The ‘Envimpact’ rating weighs the most environmentally-sensitive phase in the life cycle of the products or services delivered by 140 corporate sectors, according to Centre Info, a Swiss company that specialises in social and environmental rating tools for investors.
Envimpact also focuses on the quantity of carbon dioxide emissions, which are regarded by many scientists as the main cause of global warming.
Centre Info devised the system along with Swiss private bank Pictet.
‘The idea came during a discussion with Pictet and the Ethos investment foundation, we had the feeling the classical methods missed the key point,’ said Yvan Maillard, an analyst at Centre Info.
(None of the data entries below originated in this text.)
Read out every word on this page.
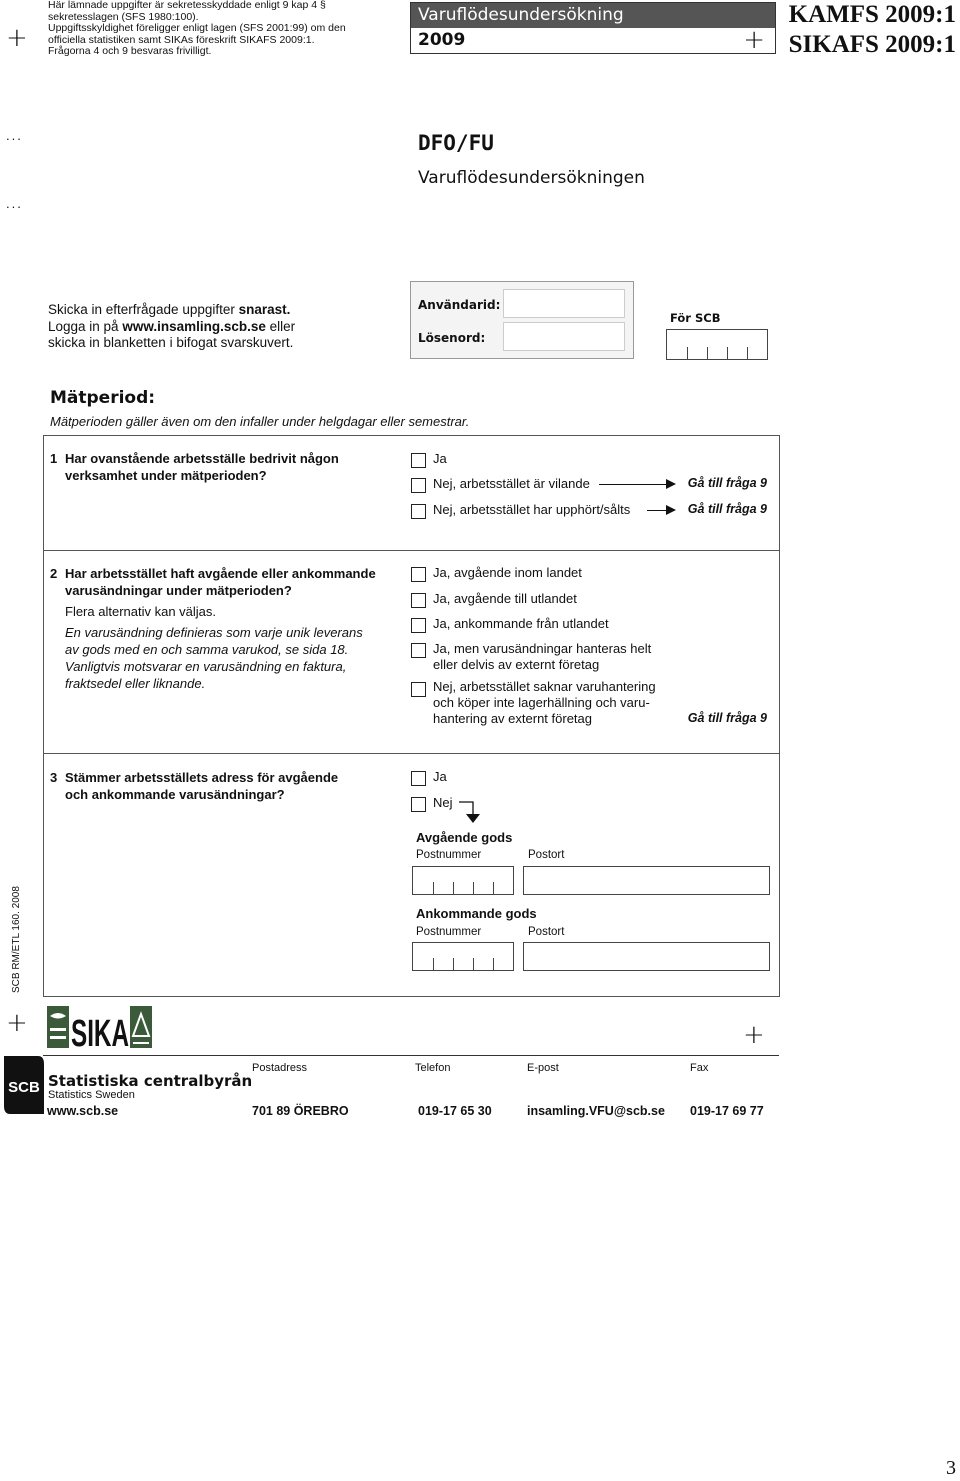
+
+	+
Här lämnade uppgifter är sekretesskyddade enligt 9 kap 4 §
sekretesslagen (SFS 1980:100).
Uppgiftsskyldighet föreligger enligt lagen (SFS 2001:99) om den
officiella statistiken samt SIKAs föreskrift SIKAFS 2009:1.
Frågorna 4 och 9 besvaras frivilligt.
Varuflödesundersökning
2009	+
KAMFS 2009:1
SIKAFS 2009:1
...
...
DFO/FU
Varuflödesundersökningen
Skicka in efterfrågade uppgifter snarast.
Logga in på www.insamling.scb.se eller
skicka in blanketten i bifogat svarskuvert.
Användarid:
Lösenord:
För SCB
Mätperiod:
Mätperioden gäller även om den infaller under helgdagar eller semestrar.
1 Har ovanstående arbetsställe bedrivit någon
verksamhet under mätperioden?
Ja
Nej, arbetsstället är vilande	Gå till fråga 9
Nej, arbetsstället har upphört/sålts	Gå till fråga 9
2 Har arbetsstället haft avgående eller ankommande
varusändningar under mätperioden?
Flera alternativ kan väljas.
En varusändning definieras som varje unik leverans
av gods med en och samma varukod, se sida 18.
Vanligtvis motsvarar en varusändning en faktura,
fraktsedel eller liknande.
Ja, avgående inom landet
Ja, avgående till utlandet
Ja, ankommande från utlandet
Ja, men varusändningar hanteras helt
eller delvis av externt företag
Nej, arbetsstället saknar varuhantering
och köper inte lagerhällning och varu-
hantering av externt företag	Gå till fråga 9
3 Stämmer arbetsställets adress för avgående
och ankommande varusändningar?
Ja
Nej
Avgående gods
Postnummer	Postort
Ankommande gods
Postnummer	Postort
SCB RM/ETL 160. 2008
SIKA
SCB Statistiska centralbyrån
Statistics Sweden
Postadress	Telefon	E-post	Fax
www.scb.se	701 89 ÖREBRO	019-17 65 30	insamling.VFU@scb.se 019-17 69 77
3
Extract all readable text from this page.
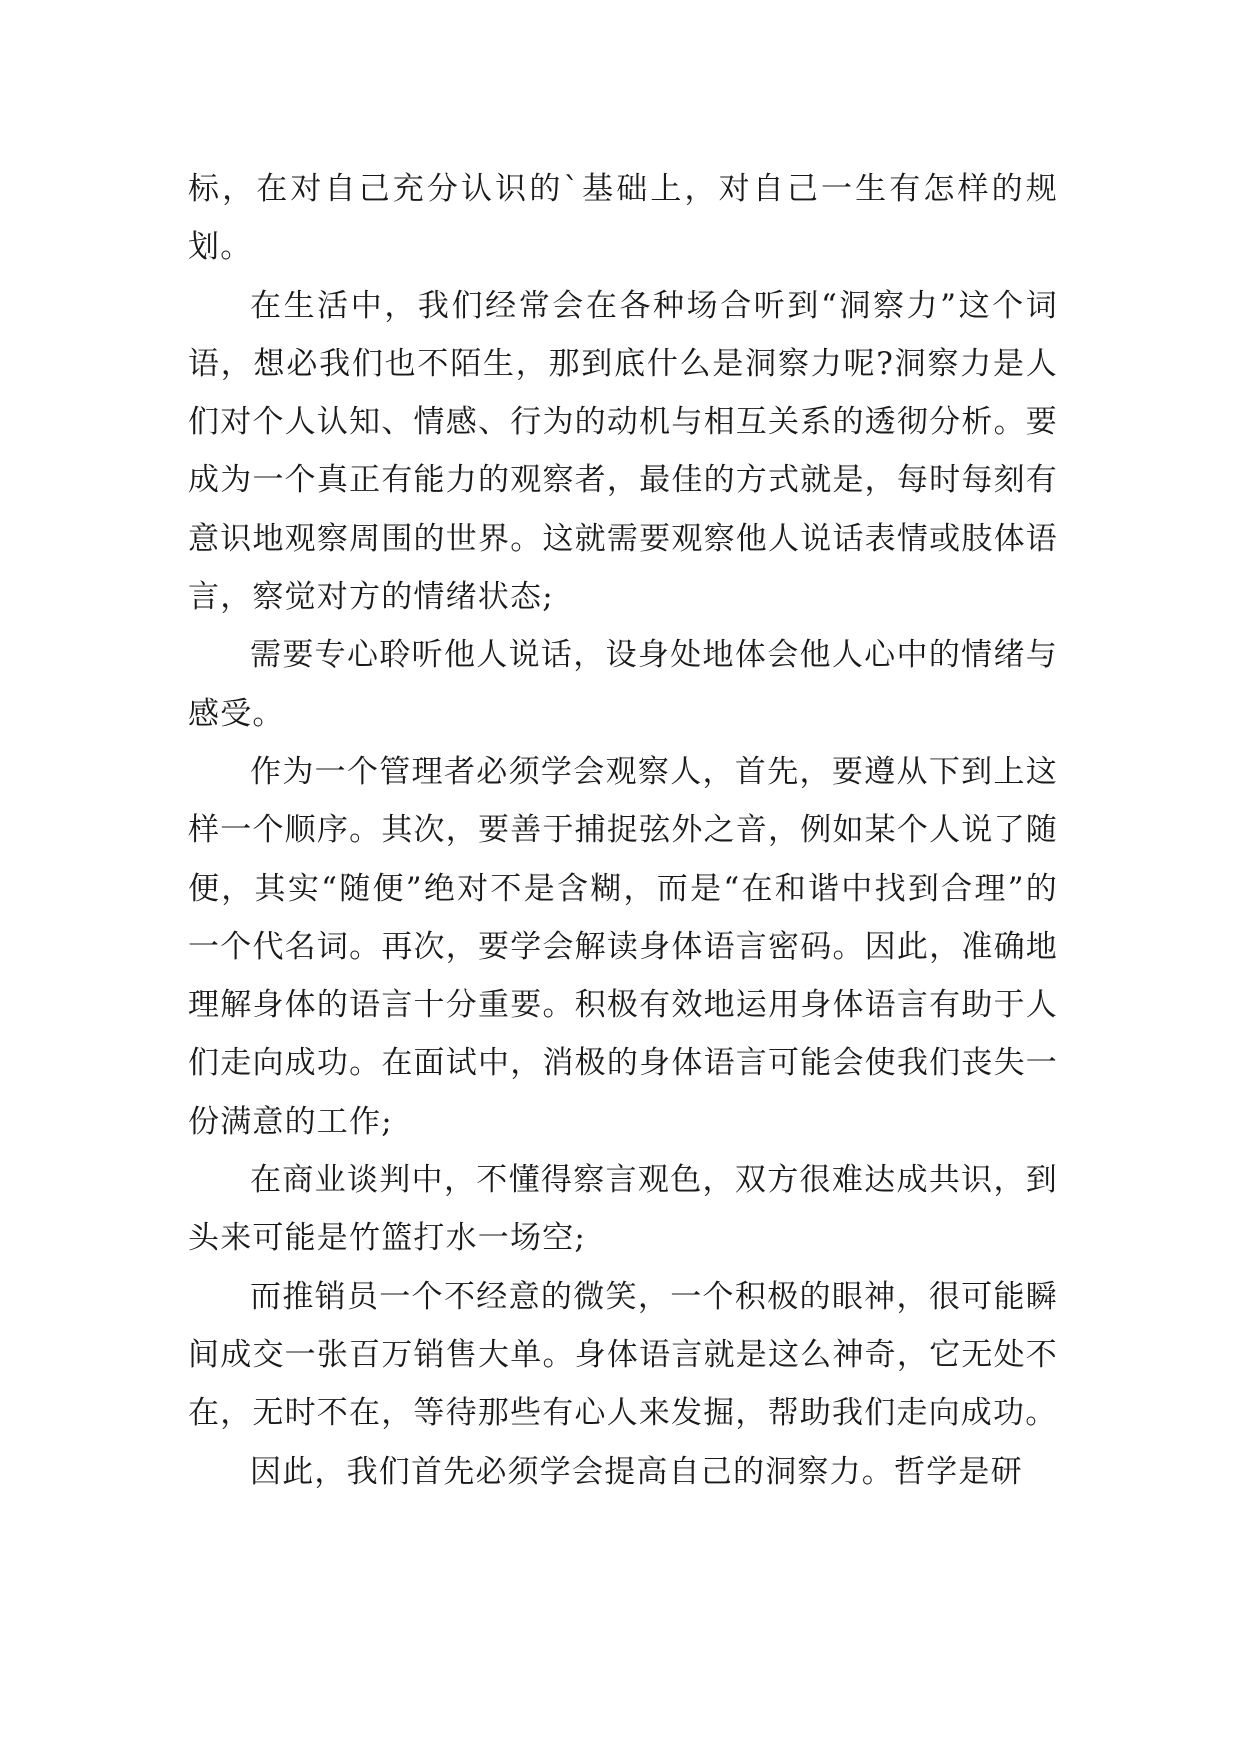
标，在对自己充分认识的`基础上，对自己一生有怎样的规划。

在生活中，我们经常会在各种场合听到“洞察力”这个词语，想必我们也不陌生，那到底什么是洞察力呢?洞察力是人们对个人认知、情感、行为的动机与相互关系的透彻分析。要成为一个真正有能力的观察者，最佳的方式就是，每时每刻有意识地观察周围的世界。这就需要观察他人说话表情或肢体语言，察觉对方的情绪状态;

需要专心聆听他人说话，设身处地体会他人心中的情绪与感受。

作为一个管理者必须学会观察人，首先，要遵从下到上这样一个顺序。其次，要善于捕捉弦外之音，例如某个人说了随便，其实“随便”绝对不是含糊，而是“在和谐中找到合理”的一个代名词。再次，要学会解读身体语言密码。因此，准确地理解身体的语言十分重要。积极有效地运用身体语言有助于人们走向成功。在面试中，消极的身体语言可能会使我们丧失一份满意的工作;

在商业谈判中，不懂得察言观色，双方很难达成共识，到头来可能是竹篮打水一场空;

而推销员一个不经意的微笑，一个积极的眼神，很可能瞬间成交一张百万销售大单。身体语言就是这么神奇，它无处不在，无时不在，等待那些有心人来发掘，帮助我们走向成功。

因此，我们首先必须学会提高自己的洞察力。哲学是研
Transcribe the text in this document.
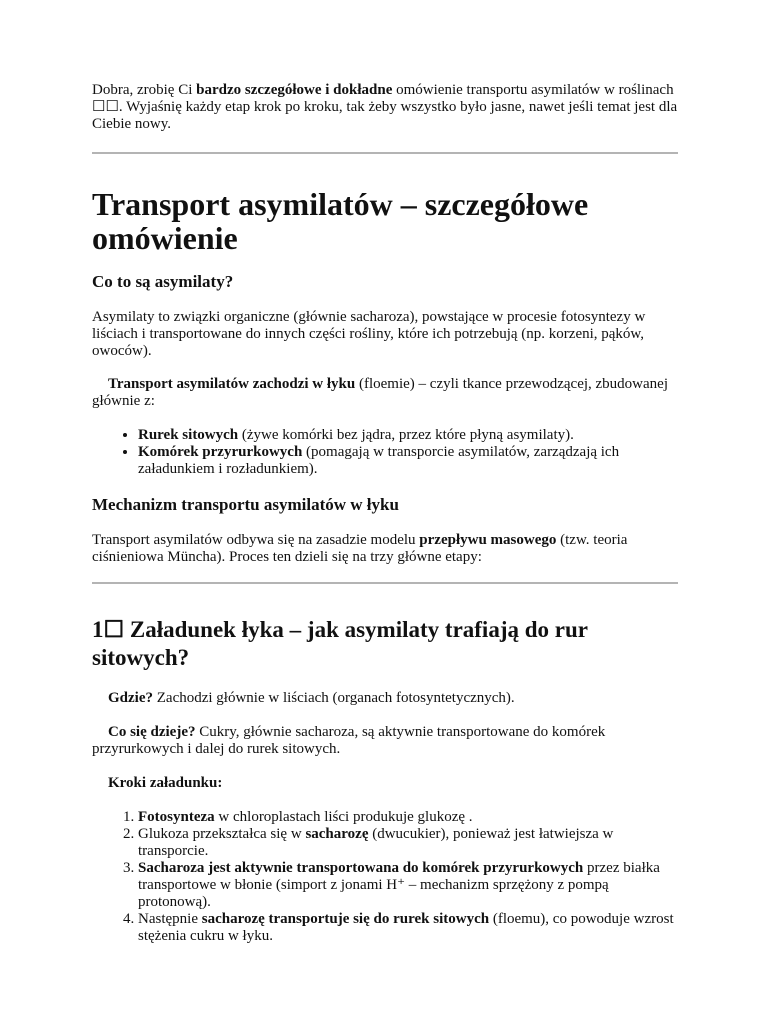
Dobra, zrobię Ci bardzo szczegółowe i dokładne omówienie transportu asymilatów w roślinach ☐☐. Wyjaśnię każdy etap krok po kroku, tak żeby wszystko było jasne, nawet jeśli temat jest dla Ciebie nowy.

Transport asymilatów – szczegółowe omówienie
Co to są asymilaty?

Asymilaty to związki organiczne (głównie sacharoza), powstające w procesie fotosyntezy w liściach i transportowane do innych części rośliny, które ich potrzebują (np. korzeni, pąków, owoców).

Transport asymilatów zachodzi w łyku (floemie) – czyli tkance przewodzącej, zbudowanej głównie z:

• Rurek sitowych (żywe komórki bez jądra, przez które płyną asymilaty).
• Komórek przyrurkowych (pomagają w transporcie asymilatów, zarządzają ich załadunkiem i rozładunkiem).
Mechanizm transportu asymilatów w łyku

Transport asymilatów odbywa się na zasadzie modelu przepływu masowego (tzw. teoria ciśnieniowa Müncha). Proces ten dzieli się na trzy główne etapy:

1☐ Załadunek łyka – jak asymilaty trafiają do rur sitowych?

Gdzie? Zachodzi głównie w liściach (organach fotosyntetycznych).

Co się dzieje? Cukry, głównie sacharoza, są aktywnie transportowane do komórek przyrurkowych i dalej do rurek sitowych.

Kroki załadunku:

1. Fotosynteza w chloroplastach liści produkuje glukozę .
2. Glukoza przekształca się w sacharozę (dwucukier), ponieważ jest łatwiejsza w transporcie.
3. Sacharoza jest aktywnie transportowana do komórek przyrurkowych przez białka transportowe w błonie (simport z jonami H⁺ – mechanizm sprzężony z pompą protonową).
4. Następnie sacharozę transportuje się do rurek sitowych (floemu), co powoduje wzrost stężenia cukru w łyku.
‘We decided to develop a method that focuses on a few key indicators that analyse the real impact of companies, not their statements of intent, but really their current performance,’ Maillard told AFP.
The rating assesses the climate change footprint of the world’s 1,800 largest companies in terms of capitalisation in sectors that include the motor industry, oil, electronics, retail, banking and insurance industries.
‘It’s a very intuitive way of judging companies,’ said Christoph Butz, a sustainability expert at Pictet.
The bank adopted the evaluation alongside the existing brace of about 150 mainly qualitative environmental indicators available for its sustainable or ethical investment funds.
That helps investors make an informed choice and lends greater credibility to the evaluation by being more scientific, Butz argued.
‘I felt that the many criteria that have accumulated over time in some way dilute the true figures,’ he explained.
French carmakers Renault and Peugeot, followed by Italy’s Fiat, achieved the best ratings in the auto industry under the system.